Bölgesel Kürt Yönetimi hükümeti Suriye’de devam eden protesto gösterilerini, özellikle Suriye Kürtleri bağlamında nasıl değerlendiriyor?
Orada 2 milyondan fazla Kürt nüfus yaşadığı ve Suriye ile uzun bir sınırımız olduğu için Suriye'deki herhangi bir gelişme her yerde Kürt sorunu etkileyecektir, çünkü her şeyden önce, Suriye'deki durum, bizim için çok önemlidir. Biz değişikliğin Beşar Esad ile ya da o olmadan Suriye'ye geleceğine inanıyoruz, ama bizim için iki şey önemlidir. İlk olarak gelecek rejimin yapısı ve doğası, ikinci olarak da Kürt nüfusunun hakları için mevcut sisteme eklenecek ne gibi reformlar olacaktır. Bizim stratejimiz barışçıl yollarla, Suriye'nin toprak bütünlüğünü de koruyarak Suriye'deki Kürtlere destek vermek, jeopolitik ve uluslararası anlamda mümkün olmayan aşırılıklardan kaçınarak ulaşılabilir taleplerde bulunmalarıdır.

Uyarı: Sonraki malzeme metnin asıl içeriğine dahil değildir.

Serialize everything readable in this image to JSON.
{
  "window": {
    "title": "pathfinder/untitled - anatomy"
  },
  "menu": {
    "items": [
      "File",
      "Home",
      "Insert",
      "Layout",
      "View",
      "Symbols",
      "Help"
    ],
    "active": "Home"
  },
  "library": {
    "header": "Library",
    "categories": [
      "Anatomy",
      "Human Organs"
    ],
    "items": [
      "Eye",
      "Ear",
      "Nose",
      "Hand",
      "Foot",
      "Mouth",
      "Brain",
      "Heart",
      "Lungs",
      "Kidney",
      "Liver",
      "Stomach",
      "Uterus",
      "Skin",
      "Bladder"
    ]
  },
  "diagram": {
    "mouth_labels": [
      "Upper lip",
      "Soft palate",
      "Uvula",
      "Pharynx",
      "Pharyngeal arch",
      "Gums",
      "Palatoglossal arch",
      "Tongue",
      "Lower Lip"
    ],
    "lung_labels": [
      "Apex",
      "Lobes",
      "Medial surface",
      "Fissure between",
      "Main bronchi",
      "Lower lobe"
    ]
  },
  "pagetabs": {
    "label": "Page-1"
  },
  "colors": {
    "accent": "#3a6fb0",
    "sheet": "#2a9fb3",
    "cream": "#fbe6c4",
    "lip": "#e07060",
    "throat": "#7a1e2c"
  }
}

Adem-i merkeziyetçilik, özerklik, federasyon ya da başka ne mümkünse ve Suriye toprak bütünlüğü içinde Suriye halkı ile Kürtler tarafımızca desteklenecektir. Ama biz Suriye'deki Kürtlerin, siyasi taleplerini ve söylemlerini ile mevcut gelişmeler konusundaki vizyonlarını birleştirmeleri ve ortak bir oluşturmaları gerektiğini düşünüyoruz. Eğer Suriye rejimi bu talepleri gerçekleştirebilirse neden olmasın? Fakat şahsen ben bu konuda pek iyimser değilim. Eğer Suriye’deki muhalif gruplar Suriye’nin geleceğinde Kürtlere yer vermeyecekse, mevcut muhalifler silahlı yöntemlerin dışında desteklenmelidir. Biz silahlı mücadele karşıyız. Dünya artık değişti, iletişim artık çok daha kolay. Bugün amaçlarınıza ulaşmak için diplomatik ve medya kanallarını daha rahat kullanabilirsiniz.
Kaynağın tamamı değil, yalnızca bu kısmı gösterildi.